The ProhibitSubroutinePrototypes disable is necessary if you use subroutine signatures — Critic can’t tell them apart from prototypes. ProhibitConstantPragma enforces Readonly over use constant, which avoids the gotcha where constants aren’t interpolated in strings. The exempt_subs list grows as you adopt more modern Perl modules that export keywords.

perltidy

-l=125  # Max line width is 125 cols
-i=4    # Indent level is 4 cols
-ci=4   # Continuation indent is 4 cols
-b      # Write the file inline
-vt=2   # Maximal vertical tightness
-pt=1   # Medium parenthesis tightness
-bt=1   # Medium brace tightness
-sbt=1  # Medium square bracket tightness
-nsfs   # No space before semicolons
-nolq   # Don't outdent long quoted strings

Based on PBP defaults with a wider line limit. 125 columns is GitHub’s line break point — code that fits in a GitHub PR diff without horizontal scrolling.

The tightness settings are a matter of taste. I like medium tightness everywhere — not so tight that things are hard to read, not so loose that simple expressions span multiple lines.

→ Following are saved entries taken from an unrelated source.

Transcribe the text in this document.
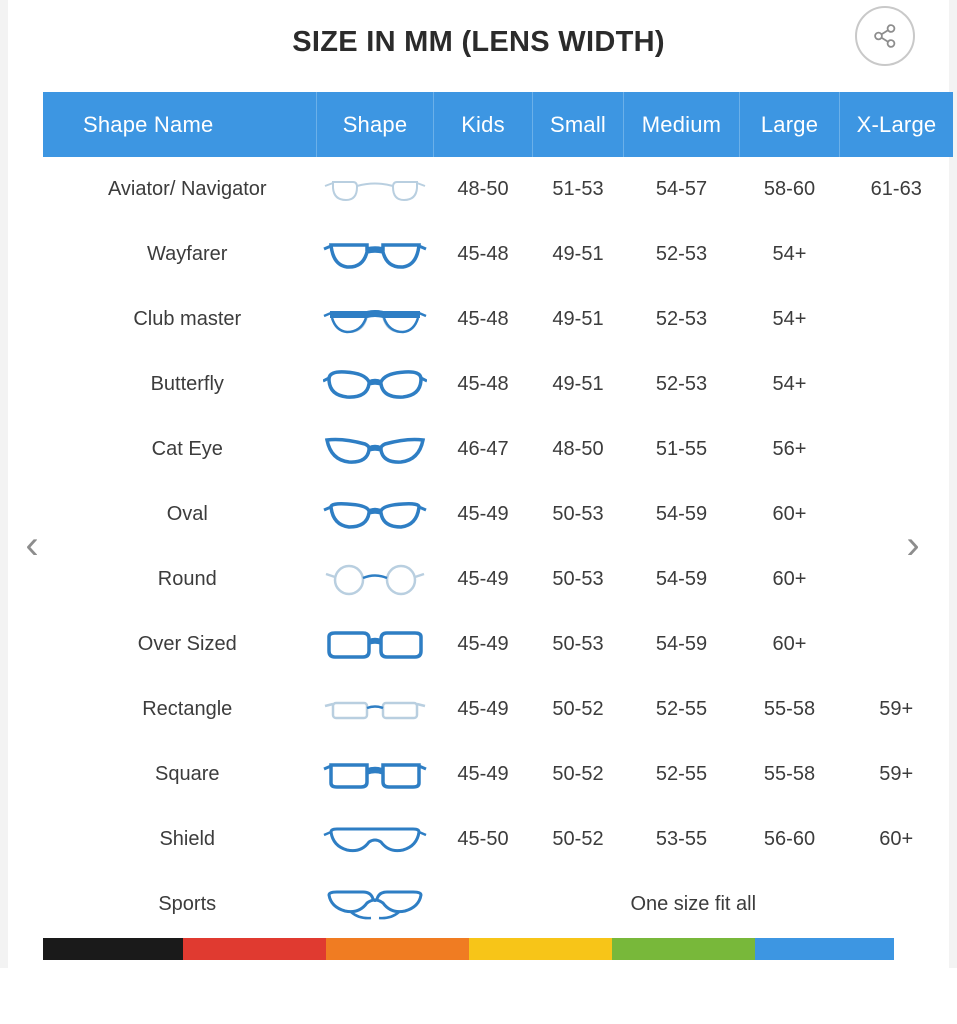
SIZE IN MM (LENS WIDTH)
‹	›
Shape Name	Shape	Kids	Small	Medium	Large	X-Large
Aviator/ Navigator		48-50	51-53	54-57	58-60	61-63
Wayfarer		45-48	49-51	52-53	54+	
Club master		45-48	49-51	52-53	54+	
Butterfly		45-48	49-51	52-53	54+	
Cat Eye		46-47	48-50	51-55	56+	
Oval		45-49	50-53	54-59	60+	
Round		45-49	50-53	54-59	60+	
Over Sized		45-49	50-53	54-59	60+	
Rectangle		45-49	50-52	52-55	55-58	59+
Square		45-49	50-52	52-55	55-58	59+
Shield		45-50	50-52	53-55	56-60	60+
Sports		One size fit all				
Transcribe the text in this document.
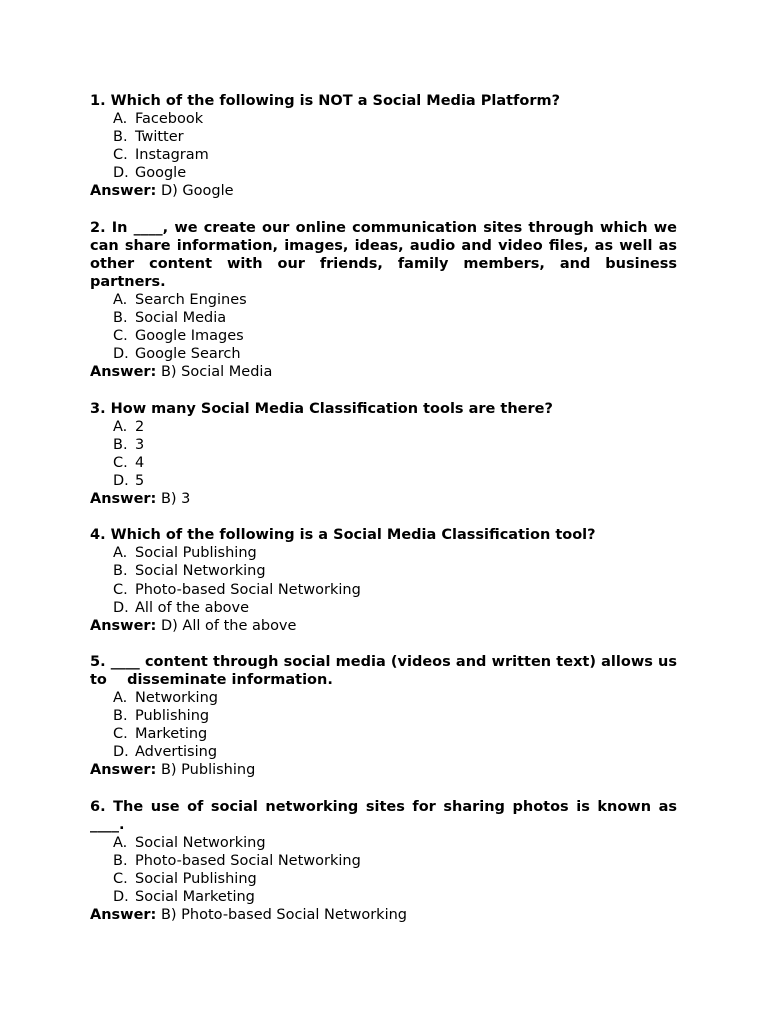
1. Which of the following is NOT a Social Media Platform?
A. Facebook
B. Twitter
C. Instagram
D. Google
Answer: D) Google
2. In ____, we create our online communication sites through which we     can share information, images, ideas, audio and video files, as well as     other content with our friends, family members, and business partners.
A. Search Engines
B. Social Media
C. Google Images
D. Google Search
Answer: B) Social Media
3. How many Social Media Classification tools are there?
A. 2
B. 3
C. 4
D. 5
Answer: B) 3
4. Which of the following is a Social Media Classification tool?
A. Social Publishing
B. Social Networking
C. Photo-based Social Networking
D. All of the above
Answer: D) All of the above
5. ____ content through social media (videos and written text) allows us to    disseminate information.
A. Networking
B. Publishing
C. Marketing
D. Advertising
Answer: B) Publishing
6. The use of social networking sites for sharing photos is known as ____.
A. Social Networking
B. Photo-based Social Networking
C. Social Publishing
D. Social Marketing
Answer: B) Photo-based Social Networking
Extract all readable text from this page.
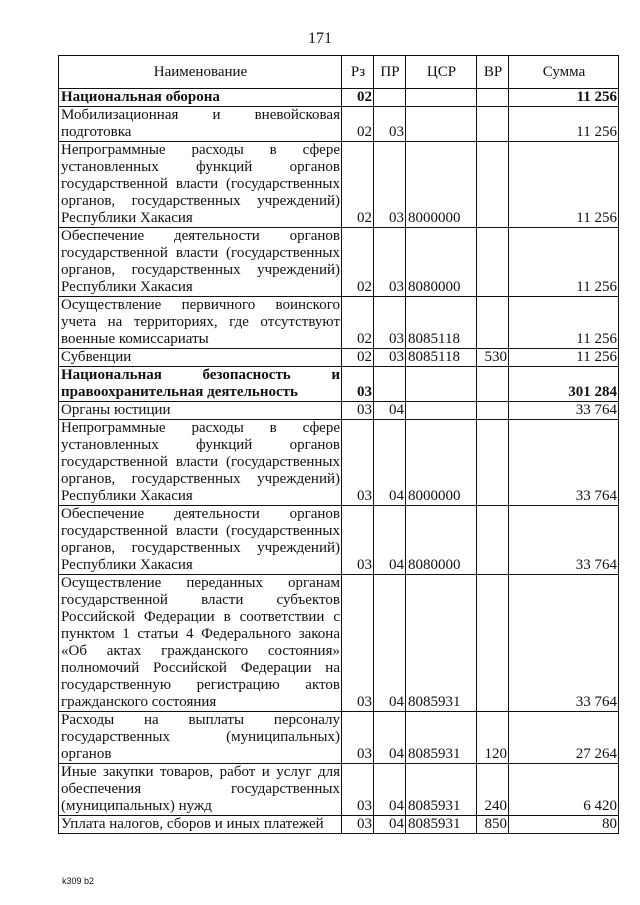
171
Наименование	Рз	ПР	ЦСР	ВР	Сумма
Национальная оборона	02				11 256
Мобилизационная и вневойсковая подготовка	02	03			11 256
Непрограммные расходы в сфере установленных функций органов государственной власти (государственных органов, государственных учреждений) Республики Хакасия	02	03	8000000		11 256
Обеспечение деятельности органов государственной власти (государственных органов, государственных учреждений) Республики Хакасия	02	03	8080000		11 256
Осуществление первичного воинского учета на территориях, где отсутствуют военные комиссариаты	02	03	8085118		11 256
Субвенции	02	03	8085118	530	11 256
Национальная безопасность и правоохранительная деятельность	03				301 284
Органы юстиции	03	04			33 764
Непрограммные расходы в сфере установленных функций органов государственной власти (государственных органов, государственных учреждений) Республики Хакасия	03	04	8000000		33 764
Обеспечение деятельности органов государственной власти (государственных органов, государственных учреждений) Республики Хакасия	03	04	8080000		33 764
Осуществление переданных органам государственной власти субъектов Российской Федерации в соответствии с пунктом 1 статьи 4 Федерального закона «Об актах гражданского состояния» полномочий Российской Федерации на государственную регистрацию актов гражданского состояния	03	04	8085931		33 764
Расходы на выплаты персоналу государственных (муниципальных) органов	03	04	8085931	120	27 264
Иные закупки товаров, работ и услуг для обеспечения государственных (муниципальных) нужд	03	04	8085931	240	6 420
Уплата налогов, сборов и иных платежей	03	04	8085931	850	80
k309 b2
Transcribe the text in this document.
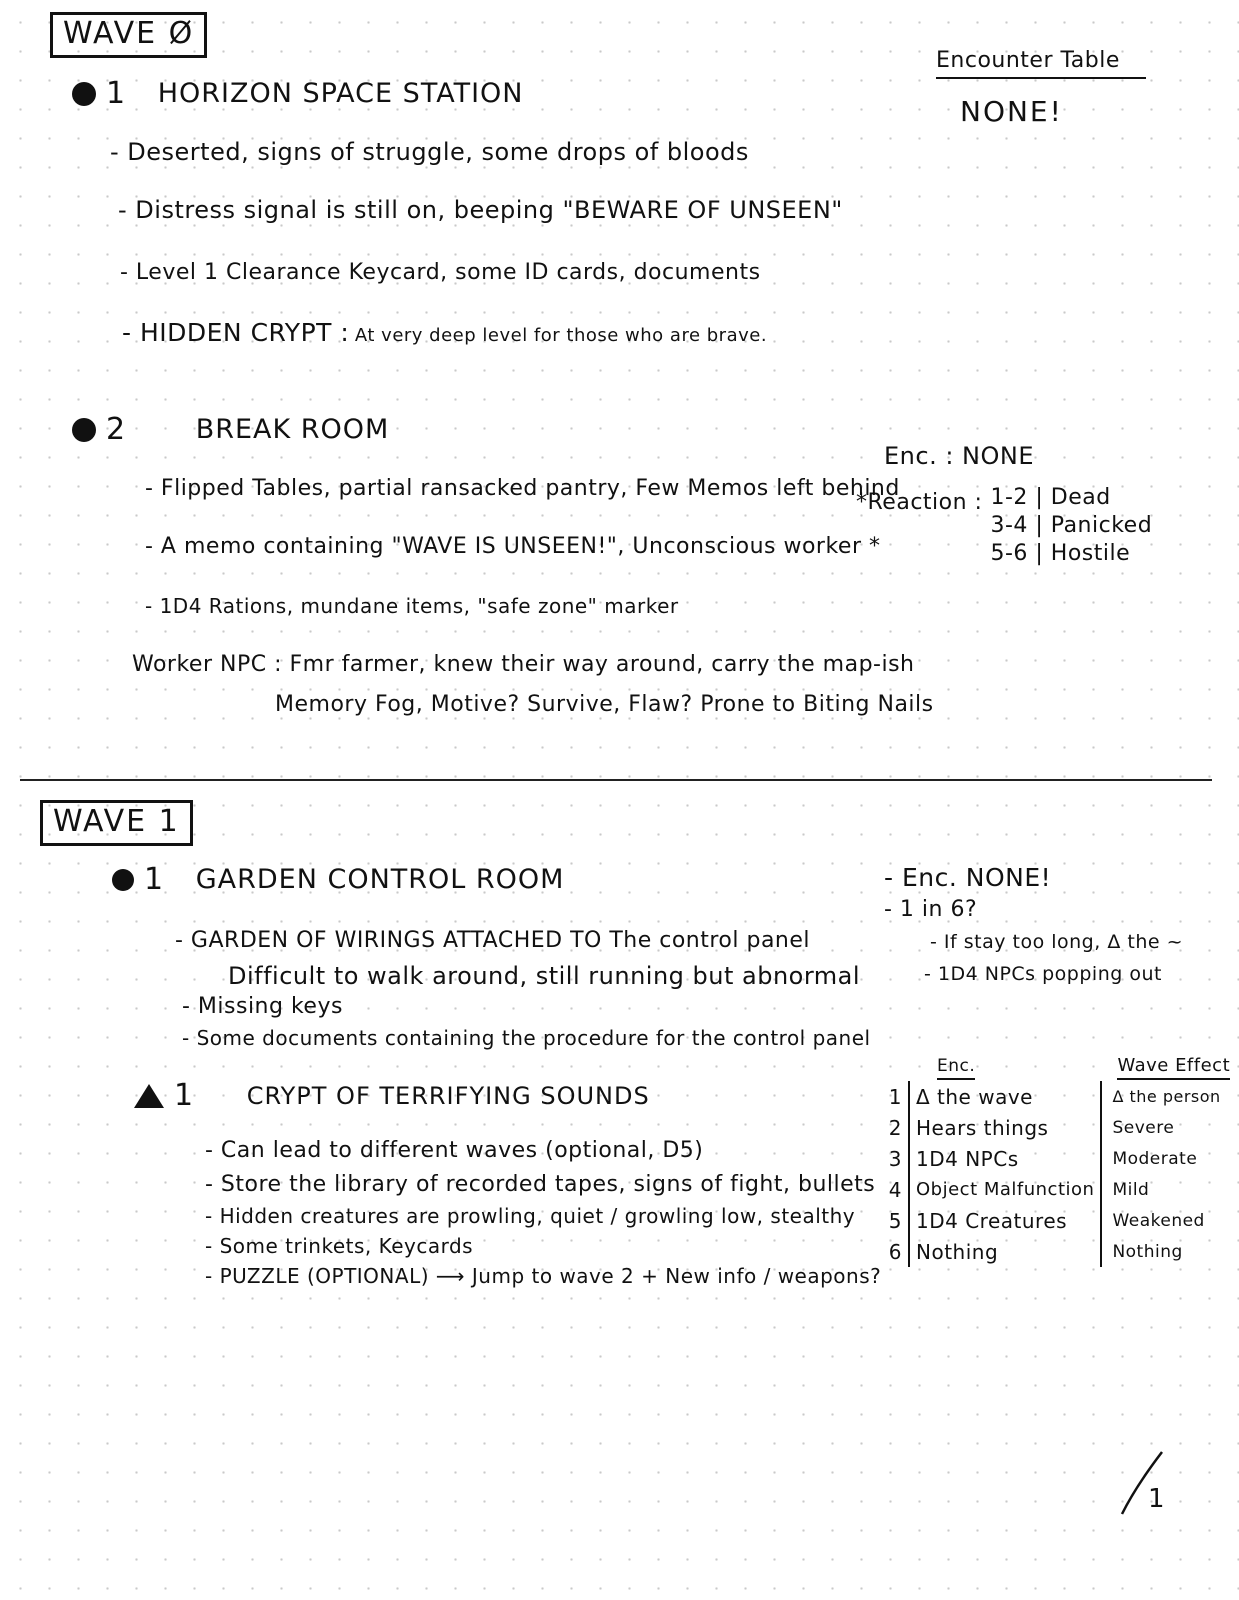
WAVE Ø
Encounter Table
NONE!
1 HORIZON SPACE STATION
- Deserted, signs of struggle, some drops of bloods
- Distress signal is still on, beeping "BEWARE OF UNSEEN"
- Level 1 Clearance Keycard, some ID cards, documents
- HIDDEN CRYPT : At very deep level for those who are brave.
2	BREAK ROOM
- Flipped Tables, partial ransacked pantry, Few Memos left behind
- A memo containing "WAVE IS UNSEEN!", Unconscious worker *
- 1D4 Rations, mundane items, "safe zone" marker
Enc. : NONE
*Reaction : 1-2 | Dead
3-4 | Panicked
5-6 | Hostile
Worker NPC : Fmr farmer, knew their way around, carry the map-ish
Memory Fog, Motive? Survive, Flaw? Prone to Biting Nails
WAVE 1
1 GARDEN CONTROL ROOM
- GARDEN OF WIRINGS ATTACHED TO The control panel
Difficult to walk around, still running but abnormal
- Missing keys
- Some documents containing the procedure for the control panel
- Enc. NONE!
- 1 in 6?
- If stay too long, Δ the ~
- 1D4 NPCs popping out
1 CRYPT OF TERRIFYING SOUNDS
- Can lead to different waves (optional, D5)
- Store the library of recorded tapes, signs of fight, bullets
- Hidden creatures are prowling, quiet / growling low, stealthy
- Some trinkets, Keycards
- PUZZLE (OPTIONAL) ⟶ Jump to wave 2 + New info / weapons?
	Enc.	Wave Effect
1	Δ the wave	Δ the person
2	Hears things	Severe
3	1D4 NPCs	Moderate
4	Object Malfunction	Mild
5	1D4 Creatures	Weakened
6	Nothing	Nothing
1
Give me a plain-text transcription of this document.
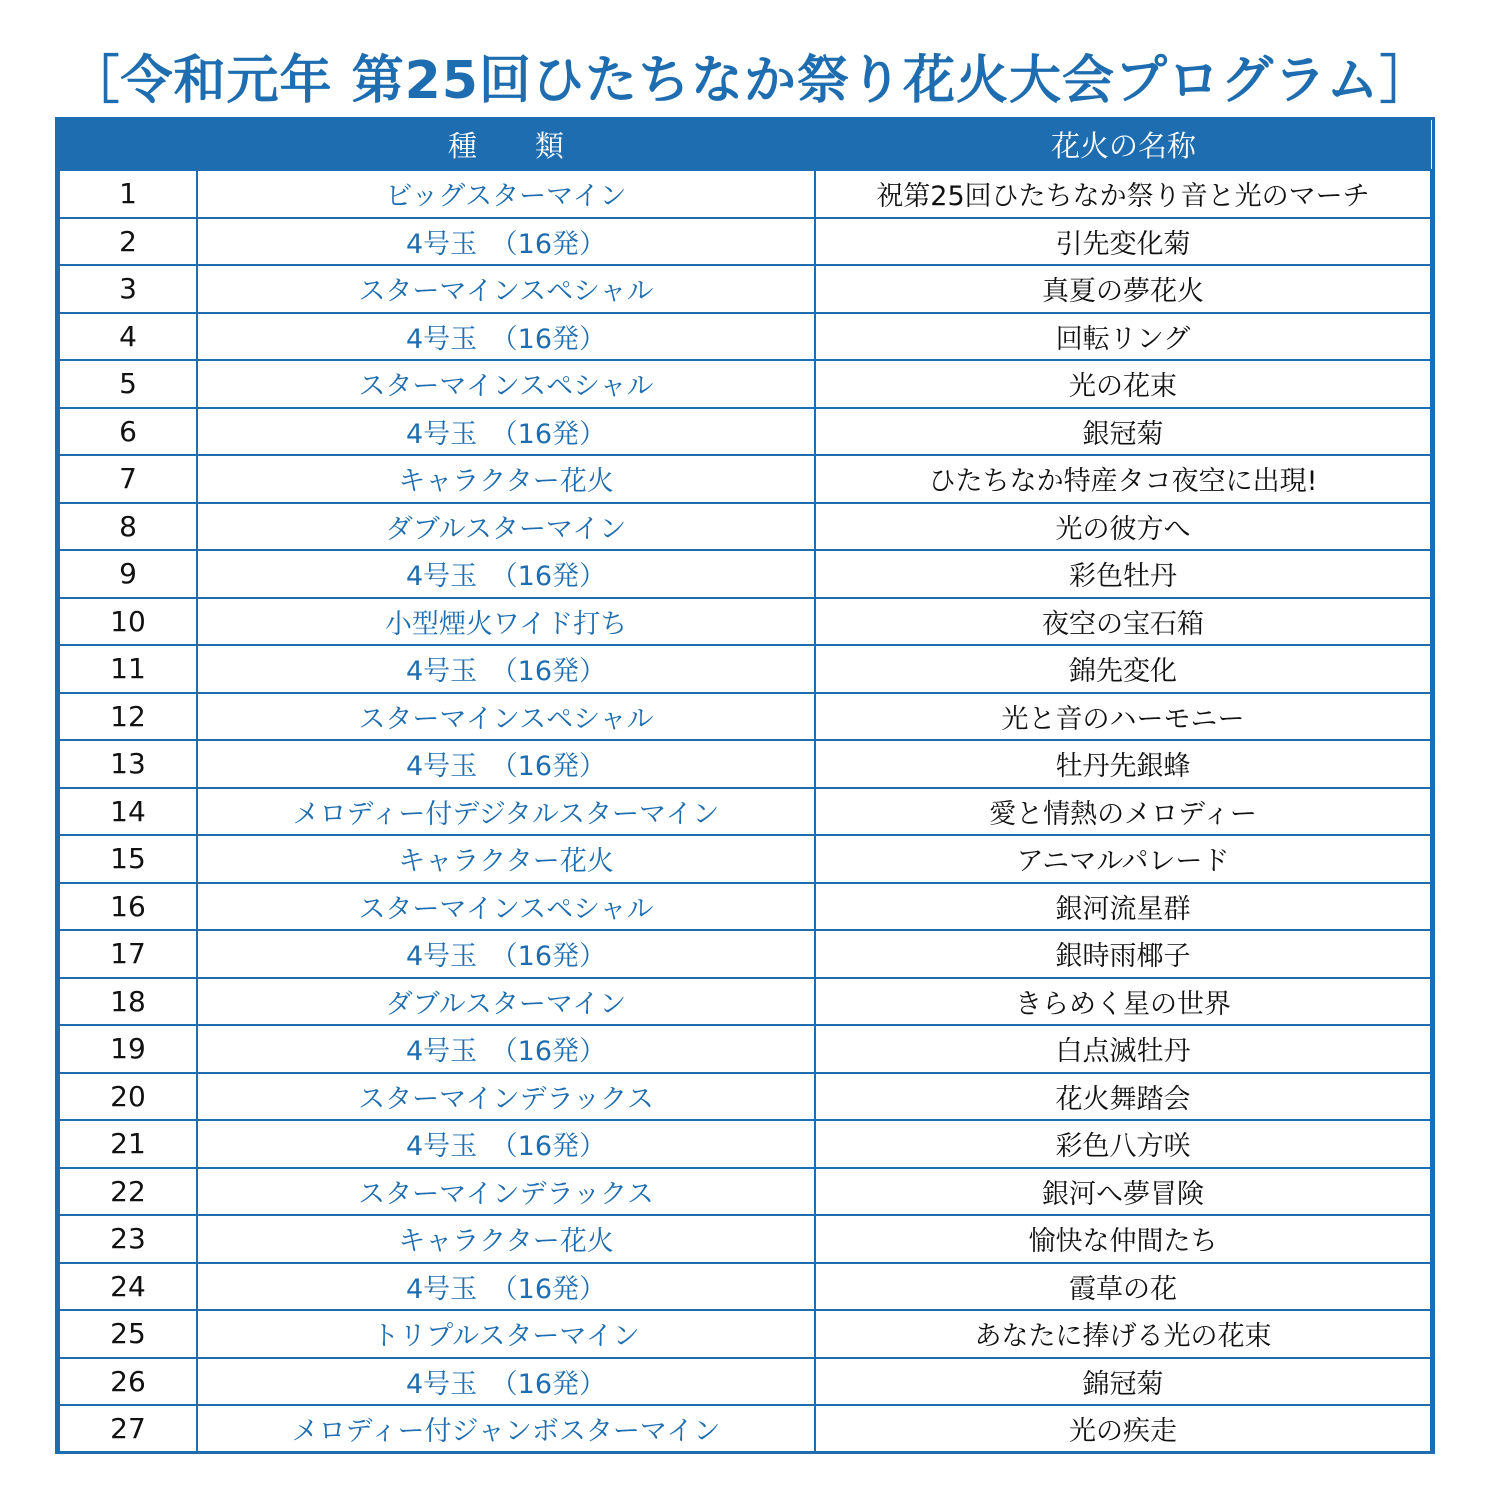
［令和元年 第25回ひたちなか祭り花火大会プログラム］
	種　　類	花火の名称
1	ビッグスターマイン	祝第25回ひたちなか祭り音と光のマーチ
2	4号玉　（16発）	引先変化菊
3	スターマインスペシャル	真夏の夢花火
4	4号玉　（16発）	回転リング
5	スターマインスペシャル	光の花束
6	4号玉　（16発）	銀冠菊
7	キャラクター花火	ひたちなか特産タコ夜空に出現!
8	ダブルスターマイン	光の彼方へ
9	4号玉　（16発）	彩色牡丹
10	小型煙火ワイド打ち	夜空の宝石箱
11	4号玉　（16発）	錦先変化
12	スターマインスペシャル	光と音のハーモニー
13	4号玉　（16発）	牡丹先銀蜂
14	メロディー付デジタルスターマイン	愛と情熱のメロディー
15	キャラクター花火	アニマルパレード
16	スターマインスペシャル	銀河流星群
17	4号玉　（16発）	銀時雨椰子
18	ダブルスターマイン	きらめく星の世界
19	4号玉　（16発）	白点滅牡丹
20	スターマインデラックス	花火舞踏会
21	4号玉　（16発）	彩色八方咲
22	スターマインデラックス	銀河へ夢冒険
23	キャラクター花火	愉快な仲間たち
24	4号玉　（16発）	霞草の花
25	トリプルスターマイン	あなたに捧げる光の花束
26	4号玉　（16発）	錦冠菊
27	メロディー付ジャンボスターマイン	光の疾走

The important thing isn’t the specific settings. It’s that the settings exist, in a file, committed to the repo. Nobody argues about formatting because perltidy is the authority.

perlimports

libs                = ["lib", "t/lib"]
padding             = true
preserve_duplicates = false
preserve_unused     = false
tidy_whitespace     = true

App::perlimports manages your use statements. It removes unused imports, adds missing ones, and tidies the import lists. preserve_unused = false is the important one — dead imports accumulate fast without it.

VS Code + PerlNavigator

{
    "perlnavigator.perlPath": "carton exec -- perl",
    "perlnavigator.perlcriticEnabled": true,
    "perlnavigator.perlcriticProfile": ".perlcriticrc",
    "perlnavigator.perltidyProfile": ".perltidyrc",
    "perlnavigator.perlimportsProfile": "perlimports.toml",
    "perlnavigator.perlimportsLintEnabled": true,
    "perlnavigator.perlimportsTidyEnabled": true,
    "perlnavigator.includePaths": ["lib", "t", "local/lib/perl5"]
}

PerlNavigator by bscan is the best Perl language server right now. It runs Perl::Critic and perltidy inline, understands Carton’s local/ directory, and provides go-to-definition that actually works. The config points it at all the project-local settings so what you see in your editor matches what CI will enforce.

CI

steps:
  - uses: shogo82148/actions-setup-perl@v1
    with:
      perl-version: '5.36'

  - name: Install dependencies
    run: |
      cpanm -n Carton
      carton install --deployment

  - name: Run format check
    run: carton exec -- just fmt

  - name: Run linter
    run: carton exec -- just lint

  - name: Run tests
    run: carton exec -- just test

GitHub Actions with shogo82148/actions-setup-perl for Perl installation, Carton for dependencies, and the same just commands you run locally. The CI runs fmt, lint, and test — the same just check sequence. If it passes on your machine, it passes in CI.

What’s not here

No Moo, Moose, or Object::Pad in the starter. They’re project-specific — some things need OO, some don’t. No web framework. No database layer. This is just the floor: formatting, linting, testing, dependency isolation, CI. Everything else is a decision for the actual project.

The starter repo is on GitHub. Clone it, delete the template section from the README, and start writing code.